Chatterbox asked Chambers biographer Tanenhaus to check out the site. "I think this belongs in the 'it's a free country' category, and Hiss's supporters have every right to push his case by whatever means please them," Tanenhaus wrote in an e-mail.
My only concern would be that the academic/institutional aegis, and the educational angle, might mislead some into supposing this is a balanced, scholarly web site. It is not. It's a blatantly pro-Hiss operation whose agenda is to advocate his innocence. Most of the documents highlighted give his side of the story, and there's not much effort to camouflage this bias. For instance, the site stresses connections with Hiss's defense fund and with his papers (at the Harvard Law School Library), while other troves, less favorable to him (e.g. 40, 000 plus pages of FBI testimony and my papers, which are at the Hoover Institution), are slighted.

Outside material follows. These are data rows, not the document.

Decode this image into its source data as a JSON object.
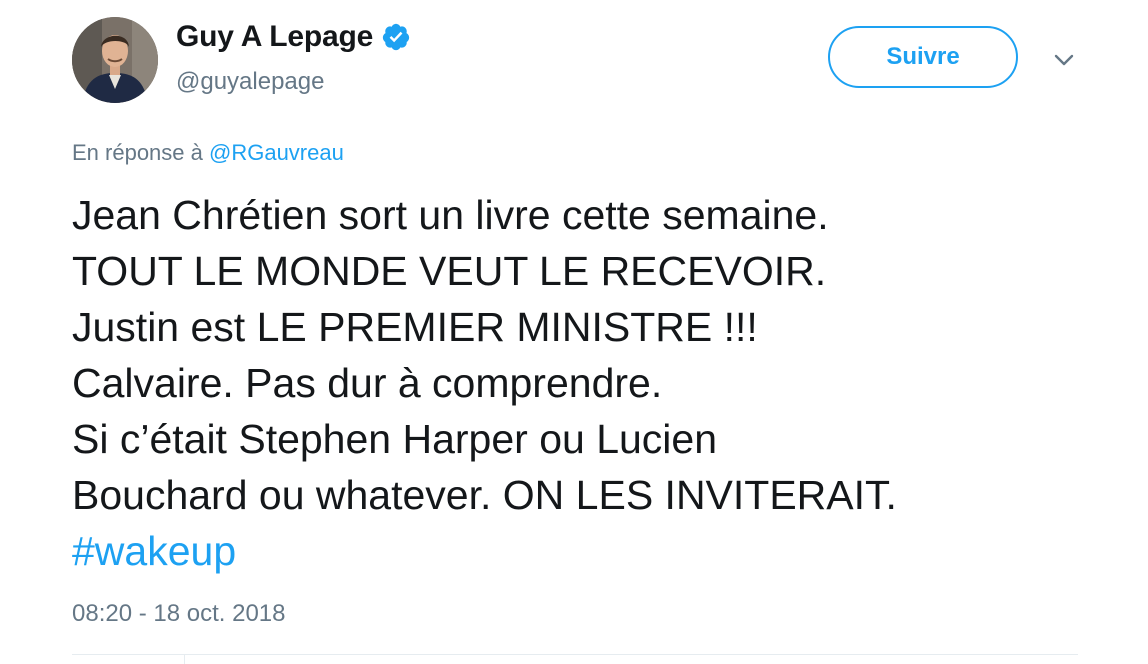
{
  "author": {
    "display_name": "Guy A Lepage",
    "handle": "@guyalepage",
    "verified": true
  },
  "actions": {
    "follow_label": "Suivre"
  },
  "reply": {
    "prefix": "En réponse à",
    "mention": "@RGauvreau"
  },
  "tweet": {
    "lines": [
      "Jean Chrétien sort un livre cette semaine.",
      "TOUT LE MONDE VEUT LE RECEVOIR.",
      "Justin est LE PREMIER MINISTRE !!!",
      "Calvaire. Pas dur à comprendre.",
      "Si c’était Stephen Harper ou Lucien",
      "Bouchard ou whatever. ON LES INVITERAIT."
    ],
    "hashtag": "#wakeup"
  },
  "timestamp": "08:20 - 18 oct. 2018",
  "colors": {
    "accent": "#1da1f2",
    "text": "#14171a",
    "muted": "#657786"
  },
  "icons": {
    "verified": "verified-badge-icon",
    "menu": "chevron-down-icon"
  }
}
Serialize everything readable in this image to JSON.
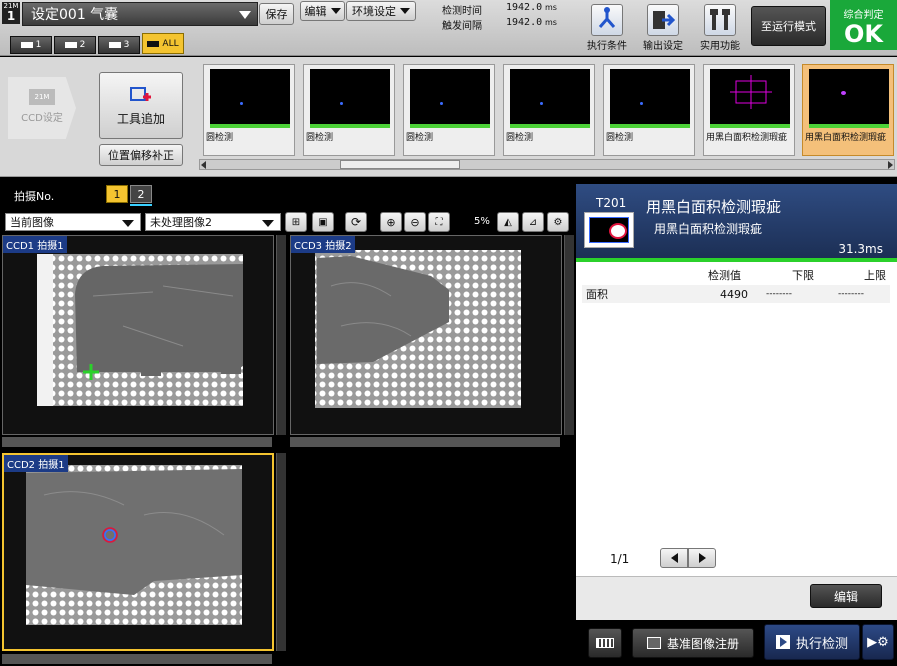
{
  "header": {
    "logo_top": "21M",
    "logo_num": "1",
    "setting_title": "设定001  气囊",
    "save_label": "保存",
    "edit_label": "编辑",
    "env_label": "环境设定",
    "detect_time_label": "检测时间",
    "detect_time_value": "1942.0",
    "trigger_label": "触发间隔",
    "trigger_value": "1942.0",
    "unit": "ms",
    "exec_condition": "执行条件",
    "output_setting": "输出设定",
    "utility": "实用功能",
    "run_mode": "至运行模式",
    "judge_label": "综合判定",
    "judge_value": "OK"
  },
  "ccd_tabs": [
    {
      "label": "1"
    },
    {
      "label": "2"
    },
    {
      "label": "3"
    },
    {
      "label": "ALL",
      "active": true
    }
  ],
  "toolbar2": {
    "ccd_setting_top": "21M",
    "ccd_setting": "CCD设定",
    "tool_add": "工具追加",
    "position_offset": "位置偏移补正"
  },
  "thumbnails": [
    {
      "label": "圆检测"
    },
    {
      "label": "圆检测"
    },
    {
      "label": "圆检测"
    },
    {
      "label": "圆检测"
    },
    {
      "label": "圆检测"
    },
    {
      "label": "用黑白面积检测瑕疵"
    },
    {
      "label": "用黑白面积检测瑕疵",
      "selected": true
    }
  ],
  "capture": {
    "label": "拍摄No.",
    "tabs": [
      "1",
      "2"
    ]
  },
  "image_controls": {
    "current_image": "当前图像",
    "unprocessed": "未处理图像2",
    "zoom": "5%"
  },
  "views": [
    {
      "label": "CCD1 拍摄1"
    },
    {
      "label": "CCD3 拍摄2"
    },
    {
      "label": "CCD2 拍摄1"
    }
  ],
  "right_panel": {
    "tool_id": "T201",
    "tool_name": "用黑白面积检测瑕疵",
    "tool_sub": "用黑白面积检测瑕疵",
    "time": "31.3ms",
    "col_value": "检测值",
    "col_lower": "下限",
    "col_upper": "上限",
    "rows": [
      {
        "name": "面积",
        "value": "4490",
        "lower": "--------",
        "upper": "--------"
      }
    ],
    "page": "1/1",
    "edit_label": "编辑"
  },
  "bottom": {
    "register_label": "基准图像注册",
    "run_label": "执行检测"
  }
}
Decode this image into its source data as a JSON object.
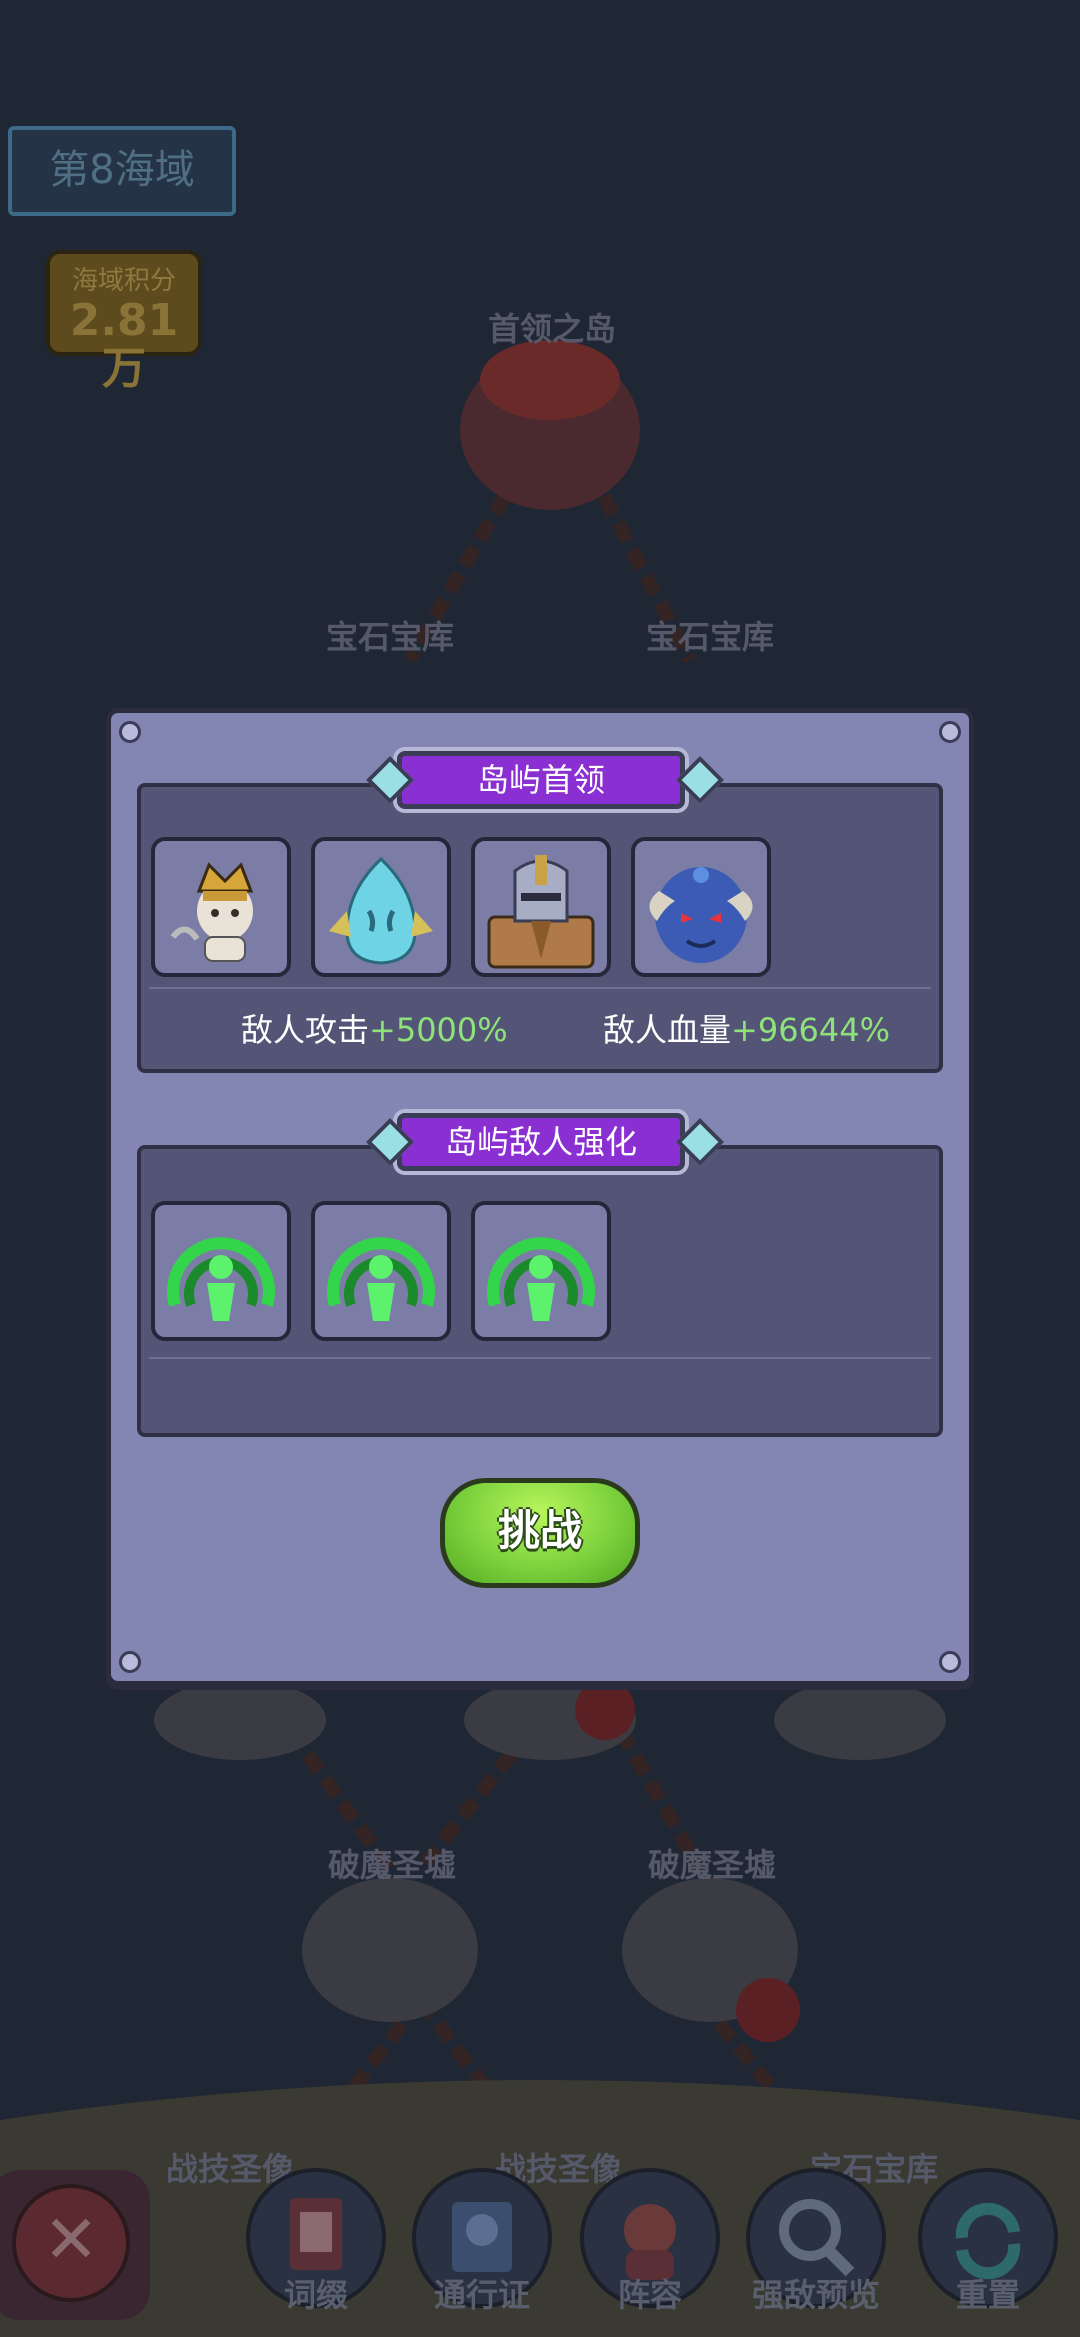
{
  "region": {
    "label": "第8海域"
  },
  "score": {
    "label": "海域积分",
    "value": "2.81万"
  },
  "map_labels": {
    "boss_island": "首领之岛",
    "gem_vault_left": "宝石宝库",
    "gem_vault_right": "宝石宝库",
    "demon_ruins_left": "破魔圣墟",
    "demon_ruins_right": "破魔圣墟",
    "combat_statue_left": "战技圣像",
    "combat_statue_mid": "战技圣像",
    "gem_vault_bottom": "宝石宝库"
  },
  "dialog": {
    "boss_section": {
      "title": "岛屿首领",
      "bosses": [
        "horned-warrior-icon",
        "water-spirit-icon",
        "armored-knight-icon",
        "blue-demon-icon"
      ],
      "attack_label": "敌人攻击",
      "attack_value": "+5000%",
      "hp_label": "敌人血量",
      "hp_value": "+96644%"
    },
    "buff_section": {
      "title": "岛屿敌人强化",
      "buffs": [
        "green-aura-icon",
        "green-aura-icon",
        "green-aura-icon"
      ]
    },
    "challenge_button": "挑战"
  },
  "bottom_nav": {
    "items": [
      "词缀",
      "通行证",
      "阵容",
      "强敌预览",
      "重置"
    ]
  },
  "colors": {
    "accent_purple": "#8a2fd1",
    "bonus_green": "#8ee27a",
    "button_green": "#78cf3a"
  }
}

Neither Jeff Kisseloff, the oral historian who serves as the site's Web master, nor Tony Hiss, who oversaw the project from his perch as visiting professor at NYU's Taub Urban Research Center, disputes that the site is dedicated to proving Hiss' innocence. (Tony Hiss, a writer, is Alger's son.) "The function of the site is to present online the defense of the Hiss case in a scholarly and responsible archival fashion, and to make that information more easily obtainable by the public," Hiss told Chatterbox. The Tamiment Library's precise role in creating the site is a little unclear, because the library's director has been gravely ill and unreachable by phone for some time. But Hiss assured Chatterbox that the project was approved by higher-ups in the NYU Library well before it came to the attention of the library's Tamiment division, and that neither the Tamiment Library nor NYU had contributed financially to the Web site, which is run out of Kisseloff's Westchester home. (The money came from a foundation affiliated with the Nation magazine, which is pretty much the last general-interest magazine in America that remains committed to the idea of Hiss' innocence, and another foundation located in, of all places, Arizona. According to an "About This Site" page on the Hiss Web site, however, the Web site was "created for New York University Libraries," and its URL begins "nyu.edu.") As for the party, Hiss said, it was thrown at the Tamiment Library because "it was a space within the [larger Bobst] library that was just about the right size."
There doesn't seem to be much the Tamiment Institute can do to protest. Its funding, which in recent years was derived from the sale of a resort it used to own in the Poconos, is virtually all gone. The Rand School archives now belong to NYU, and it seems doubtful that they can (or even should) be yanked back. Conceivably the Tamiment Institute could request to have its name removed from the Tamiment Library, but it's not clear that NYU would allow that, and besides, doing so would make it unlikely that anyone would remember Tamiment's existence even 10 years from now. And, of course, the principle of academic freedom deserves a lot of deference. Still, it's hard to escape the conclusion that Tamiment is getting screwed.
[Update, Mar. 27: The aforementioned "gravely ill" director of NYU's Tamiment Library, Debra Bernhardt, passed away on the very day this item was posted, according to an article in today's Washington Square News, the NYU student newspaper.]